So, you’re an environmental organization and you have a blog.
You probably think your environmental blog should be about the environment.
But, you’d be wrong.
Unless you are a blog that is written by journalists who report on the most recent environmental news (like TreeHugger, the Guardian, or Yale Environment 360), these are not the stories that should be on your blog.
The story of the Sierra Red Fox
For example, some weeks ago the environmental cyber world was abuzz over the exciting siting of the rare Sierra Red Fox, which hadn’t been seen in 100 years.
Where did I get this news? From the Sierra Club (rightly so!), and the National Park Service (who first reported on this) and from Defenders of Wildlife (okay, good). And… I also got it on the blogs and newsreels from an absolute slew of other environmental organizations.
Had they linked us directly to the originally published article that would be great. I mean, it was a very newsworthy event. But, most links sent me to their own blog.
Don’t get me wrong. I’m ecstatic this story spread so far and was so widely shared.
Spreading the word on newsworthy environmental events is super. And commendable. And is a great way to show your support of your fellow environmental organizations. And advances the environmental cause as a whole.
But your blog isn’t the place to do this.
Let me give another example of an organization that has this side of their communication methods figured out.
The Student Conservation Association has a blog fantastically titled, “Stories from the field.” Their blog is almost exclusively written by or about their students or staff members that are out in the field supporting their organizations’ mission.

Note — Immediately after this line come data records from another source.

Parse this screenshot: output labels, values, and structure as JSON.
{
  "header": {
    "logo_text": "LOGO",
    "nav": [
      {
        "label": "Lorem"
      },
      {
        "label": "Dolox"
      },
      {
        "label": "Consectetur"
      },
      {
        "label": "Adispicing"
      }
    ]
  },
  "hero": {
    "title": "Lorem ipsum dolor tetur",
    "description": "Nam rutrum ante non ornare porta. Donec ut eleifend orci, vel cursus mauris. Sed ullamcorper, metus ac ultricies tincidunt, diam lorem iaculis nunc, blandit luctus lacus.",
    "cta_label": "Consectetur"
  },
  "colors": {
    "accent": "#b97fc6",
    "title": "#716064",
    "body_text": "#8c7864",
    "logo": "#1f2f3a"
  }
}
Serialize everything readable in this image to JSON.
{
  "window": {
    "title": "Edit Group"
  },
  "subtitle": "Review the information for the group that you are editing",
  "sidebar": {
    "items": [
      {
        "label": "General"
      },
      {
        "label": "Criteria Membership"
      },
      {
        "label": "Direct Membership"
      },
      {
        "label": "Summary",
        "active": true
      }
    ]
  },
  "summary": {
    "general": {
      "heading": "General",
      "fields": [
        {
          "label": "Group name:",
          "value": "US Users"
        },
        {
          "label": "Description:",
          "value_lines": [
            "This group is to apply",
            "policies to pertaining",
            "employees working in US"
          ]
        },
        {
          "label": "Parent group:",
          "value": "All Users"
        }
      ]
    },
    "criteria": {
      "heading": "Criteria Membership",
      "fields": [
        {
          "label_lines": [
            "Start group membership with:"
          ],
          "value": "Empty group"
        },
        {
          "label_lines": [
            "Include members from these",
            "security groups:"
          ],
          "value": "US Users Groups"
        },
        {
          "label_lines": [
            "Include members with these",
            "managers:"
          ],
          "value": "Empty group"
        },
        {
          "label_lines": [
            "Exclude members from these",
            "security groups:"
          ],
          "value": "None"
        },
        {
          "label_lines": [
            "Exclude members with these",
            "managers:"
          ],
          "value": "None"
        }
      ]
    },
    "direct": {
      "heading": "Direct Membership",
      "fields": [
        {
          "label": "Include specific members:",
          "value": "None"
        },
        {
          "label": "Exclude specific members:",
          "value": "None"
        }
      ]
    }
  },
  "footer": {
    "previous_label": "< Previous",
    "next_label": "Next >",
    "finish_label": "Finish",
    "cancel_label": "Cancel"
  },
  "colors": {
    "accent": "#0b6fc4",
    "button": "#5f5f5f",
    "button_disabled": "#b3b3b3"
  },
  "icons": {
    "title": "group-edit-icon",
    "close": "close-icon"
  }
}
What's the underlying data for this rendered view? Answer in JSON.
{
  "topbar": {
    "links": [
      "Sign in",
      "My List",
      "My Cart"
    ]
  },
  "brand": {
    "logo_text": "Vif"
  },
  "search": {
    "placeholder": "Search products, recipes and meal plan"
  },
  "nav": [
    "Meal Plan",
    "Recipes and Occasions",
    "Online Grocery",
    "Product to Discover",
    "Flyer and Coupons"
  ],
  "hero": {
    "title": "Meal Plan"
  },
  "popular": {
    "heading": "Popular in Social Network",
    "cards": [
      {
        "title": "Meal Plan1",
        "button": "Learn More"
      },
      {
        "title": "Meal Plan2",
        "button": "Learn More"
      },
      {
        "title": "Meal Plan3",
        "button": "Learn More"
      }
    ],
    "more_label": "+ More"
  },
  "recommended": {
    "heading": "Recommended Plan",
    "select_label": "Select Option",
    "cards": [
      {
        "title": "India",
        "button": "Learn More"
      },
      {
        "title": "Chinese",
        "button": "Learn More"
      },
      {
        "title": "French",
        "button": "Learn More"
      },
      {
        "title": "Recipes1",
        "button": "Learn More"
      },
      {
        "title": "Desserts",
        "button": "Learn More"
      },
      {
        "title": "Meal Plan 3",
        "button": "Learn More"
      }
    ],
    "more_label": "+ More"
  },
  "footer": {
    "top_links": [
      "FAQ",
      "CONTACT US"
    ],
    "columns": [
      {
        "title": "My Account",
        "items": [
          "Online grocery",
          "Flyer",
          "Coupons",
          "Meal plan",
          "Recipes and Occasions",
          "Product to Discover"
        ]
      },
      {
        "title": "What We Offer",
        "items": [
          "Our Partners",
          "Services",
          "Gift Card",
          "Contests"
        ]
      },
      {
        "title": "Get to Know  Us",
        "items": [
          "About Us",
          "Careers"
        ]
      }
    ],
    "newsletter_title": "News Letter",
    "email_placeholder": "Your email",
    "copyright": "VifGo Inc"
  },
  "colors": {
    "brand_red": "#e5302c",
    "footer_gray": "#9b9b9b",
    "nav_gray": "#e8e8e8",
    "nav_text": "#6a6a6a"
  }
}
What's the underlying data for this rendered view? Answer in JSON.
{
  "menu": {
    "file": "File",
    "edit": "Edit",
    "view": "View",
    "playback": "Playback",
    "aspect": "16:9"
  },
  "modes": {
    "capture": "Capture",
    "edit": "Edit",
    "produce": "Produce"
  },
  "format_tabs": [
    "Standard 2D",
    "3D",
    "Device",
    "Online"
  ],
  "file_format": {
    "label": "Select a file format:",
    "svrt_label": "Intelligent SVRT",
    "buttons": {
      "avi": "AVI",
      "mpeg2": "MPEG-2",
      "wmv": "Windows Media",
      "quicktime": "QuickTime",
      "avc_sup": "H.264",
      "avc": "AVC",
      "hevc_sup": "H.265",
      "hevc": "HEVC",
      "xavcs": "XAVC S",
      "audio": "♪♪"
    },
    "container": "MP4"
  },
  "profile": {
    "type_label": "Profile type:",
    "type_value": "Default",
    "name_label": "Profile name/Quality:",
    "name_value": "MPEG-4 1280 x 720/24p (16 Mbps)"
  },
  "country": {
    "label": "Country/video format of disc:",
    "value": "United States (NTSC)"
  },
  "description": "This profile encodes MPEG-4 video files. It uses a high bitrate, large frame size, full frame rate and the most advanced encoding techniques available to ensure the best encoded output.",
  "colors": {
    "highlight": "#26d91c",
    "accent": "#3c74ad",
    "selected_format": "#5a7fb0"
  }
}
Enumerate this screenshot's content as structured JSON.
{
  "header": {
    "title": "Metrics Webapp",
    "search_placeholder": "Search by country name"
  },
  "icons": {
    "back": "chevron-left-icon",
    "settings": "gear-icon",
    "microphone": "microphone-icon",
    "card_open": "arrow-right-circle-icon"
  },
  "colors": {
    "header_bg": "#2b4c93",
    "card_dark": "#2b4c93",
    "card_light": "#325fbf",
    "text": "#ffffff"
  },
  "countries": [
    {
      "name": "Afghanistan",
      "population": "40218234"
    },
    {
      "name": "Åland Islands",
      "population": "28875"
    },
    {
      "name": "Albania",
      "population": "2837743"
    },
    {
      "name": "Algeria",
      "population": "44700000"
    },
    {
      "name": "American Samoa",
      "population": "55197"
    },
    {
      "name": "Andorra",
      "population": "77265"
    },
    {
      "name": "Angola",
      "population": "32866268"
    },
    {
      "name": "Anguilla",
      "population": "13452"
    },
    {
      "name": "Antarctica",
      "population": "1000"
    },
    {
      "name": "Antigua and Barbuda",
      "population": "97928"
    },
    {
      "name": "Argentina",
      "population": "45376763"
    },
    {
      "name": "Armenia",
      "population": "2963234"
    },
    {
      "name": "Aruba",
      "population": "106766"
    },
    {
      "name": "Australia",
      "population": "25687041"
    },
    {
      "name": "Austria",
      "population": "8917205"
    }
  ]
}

Their social media management is another animal entirely.
This is where they support their fellow environmental organizations and spread the word about great environmental news. As a supporter, and potential donor, I value that. Every time I get on Facebook I can count on seeing something interesting, new, and personally valuable to me.
But, unless they are fundraising or promoting a story on their own blog, they don’t send me from Facebook to a link on their website to another link on the website of whoever wrote the article to a link to an AP article. (This is not an exaggeration… many environmental organizations do this!)
The reason I applaud SCA for this is twofold:
1) Their blog sticks to and supports their direct mission.
2) They fully support their fellow environmentalists and know exactly how to spread their successes.
Know when simply being the messenger scores points
The method of communication SCA undertakes for its social media is also great for environmental nonprofits that can’t invest staff time or money on weekly or daily new content of their own.
Directly sharing someone else’s success (regardless of the naysayers, political climate, or the conventional media, there is a lot of success to share), allows your supporters to connect with you.
In the long run, this helps both your name recognition and to uplift your cause.
How to write an environmental blog
The first question, of course, is: What should your environmental blog be about?
The very important answer to that question is that it should directly relate to your mission and what makes your organization unique.
To help you figure out exactly what you might write about, ask yourself these questions:
- What do you hope to accomplish with your blog?
- Who do you want reading to and responding to your blog?
- What are your competitors writing about? Can you– or should you– compete with their content?
- What are your keywords? (This seems ridiculously simple, but also downright ingenious. If someone types into Google “climate change and polar bears” and up comes a link to the Chesapeake Bay Foundation… there’s something someone is doing wrong… somewhere.) Use your keywords as guides for the content of your blog.
And then, start writing
As you start writing, keep in mind the purpose of a blog. It’s not necessarily to spread news.
A blog, any blog, is about building credibility in the minds of your prospects and supporters.
With well written regular content, you’ll build trust. And with trust, comes supporters.
And with supporters, comes donations, and a spread of your mission and goals.